Barone Pizzini

Biodiversity Friend in Franciacorta: la prima è Barone Pizzini

Nuovo primato nel segno del rispetto per la natura, l'ambiente e la salute per la Barone Pizzini, precursore del biologico in Franciacorta negli anni Novanta e da oggi campione della biodiversità: la storica cantina di Provaglio di Iseo ha ottenuto infatti, al momento unica in Franciacorta, l'attestato Biodiversity Friend, primo standard per la certificazione della biodiversità in agricoltura, patrocinato dal Ministero delle Politiche Agricole e Forestali e di proprietà della WBA-World Biodiversity Association onlus.
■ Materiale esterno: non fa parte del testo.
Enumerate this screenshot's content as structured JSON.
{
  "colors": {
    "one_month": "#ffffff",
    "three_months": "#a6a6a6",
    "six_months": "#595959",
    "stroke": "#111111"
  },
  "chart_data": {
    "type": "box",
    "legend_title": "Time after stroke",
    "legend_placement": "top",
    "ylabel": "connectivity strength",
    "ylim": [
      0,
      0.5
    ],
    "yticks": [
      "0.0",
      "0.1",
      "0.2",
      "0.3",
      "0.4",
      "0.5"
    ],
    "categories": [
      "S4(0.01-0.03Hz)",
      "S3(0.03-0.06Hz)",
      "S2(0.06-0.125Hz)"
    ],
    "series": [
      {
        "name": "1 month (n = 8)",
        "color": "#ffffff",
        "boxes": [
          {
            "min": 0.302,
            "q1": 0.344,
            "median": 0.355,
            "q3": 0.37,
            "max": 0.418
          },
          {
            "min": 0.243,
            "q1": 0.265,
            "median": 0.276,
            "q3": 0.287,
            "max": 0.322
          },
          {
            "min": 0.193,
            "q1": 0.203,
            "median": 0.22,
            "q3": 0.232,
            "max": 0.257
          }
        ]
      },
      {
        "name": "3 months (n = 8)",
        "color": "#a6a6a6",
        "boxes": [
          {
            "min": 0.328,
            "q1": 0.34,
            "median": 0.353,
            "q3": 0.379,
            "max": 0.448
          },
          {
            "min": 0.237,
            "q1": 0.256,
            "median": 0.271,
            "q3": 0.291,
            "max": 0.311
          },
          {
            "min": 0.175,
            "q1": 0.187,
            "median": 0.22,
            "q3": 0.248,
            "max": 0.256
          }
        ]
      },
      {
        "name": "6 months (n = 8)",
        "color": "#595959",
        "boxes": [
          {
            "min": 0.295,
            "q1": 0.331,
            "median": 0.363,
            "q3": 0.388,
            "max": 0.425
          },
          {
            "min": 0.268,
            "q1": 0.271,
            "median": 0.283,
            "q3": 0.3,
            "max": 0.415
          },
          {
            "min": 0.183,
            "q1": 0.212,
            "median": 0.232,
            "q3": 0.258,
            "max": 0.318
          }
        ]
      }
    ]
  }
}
“Il rispetto per la vita in ogni sua forma - dichiara Silvano Brescianini, Direttore della Barone Pizzini – è un caposaldo in tutte le nostre scelte: dalla svolta che ci ha portato ad essere i primi a produrre Franciacorta da viticoltura bio, fino alla volontà di garantire al consumatore trasparenza e tutela attraverso parametri che assicurino un ambiente in buona salute. Il nostro impegno in questa direzione è confortato dal risultato delle analisi svolte per la certificazione Biodiversity Friend che, con voti di partenza decisamente alti, ci indica che stiamo percorrendo la strada corretta. Senza tuttavia dimenticare che per noi biologico e biodiversità non sono il fine ma il mezzo per ottenere vini di qualità”.
Il livello di biodiversità nei terreni coltivati dalla Barone Pizzini è stato misurato attraverso la verifica di specifiche “valutazioni" relative alla qualità di suolo, acqua e aria, e numerose “azioni” tra le quali, a titolo di esempio, la corretta gestione della fertilizzazione e pratiche agronomiche per ripristinare le perdite di fertilità dei suoli; l’utilizzo di energia proveniente da fonti rinnovabili e l’adozione di misure concrete per il risparmio energetico e la riduzione delle emissioni di gas serra. Per il rispetto di questi ed altri parametri la Barone Pizzini è stata promossa a pieni voti da CSQA!
“Siamo orgogliosi di questo traguardo – conclude Brescianini - che per noi diventa punto di partenza per fare sempre meglio, in quanto siamo un organismo vivo e parte integrante di un ecosistema del quale intendiamo preservare la variabilità biologica, mantenendo l'equilibrio e senza depauperare la risorse. Abbiamo apprezzato il lavoro di CSQA, in particolare per l' approccio diretto a controllare la qualità dell’ambiente nella sua totalità e non limitato invece ad indicatori esclusivi del mondo del vino”.
Il gruppo CSQA-Valoritalia, è l'unico Ente autorizzato da WBA a rilasciare la certificazione Biodiversity Friend, sulla cui importanza l'Amministratore Delegato e Direttore Generale Pietro Bonato precisa: “Lo standard rappresenta un valido strumento per misurare (non semplicemente dichiarare) la qualità della vita nell’acqua, nell’aria e nel suolo. L’auspicio è che si possa applicare questo strumento non solo a livello di singole aziende agricole virtuose bensì a livello di interi territori per dimostrare che un ambiente di qualità esprime prodotti di qualità e allo stesso tempo salvaguardia la biodiversità e la qualità della vita di chi in quell’ambiente vive e lavora”.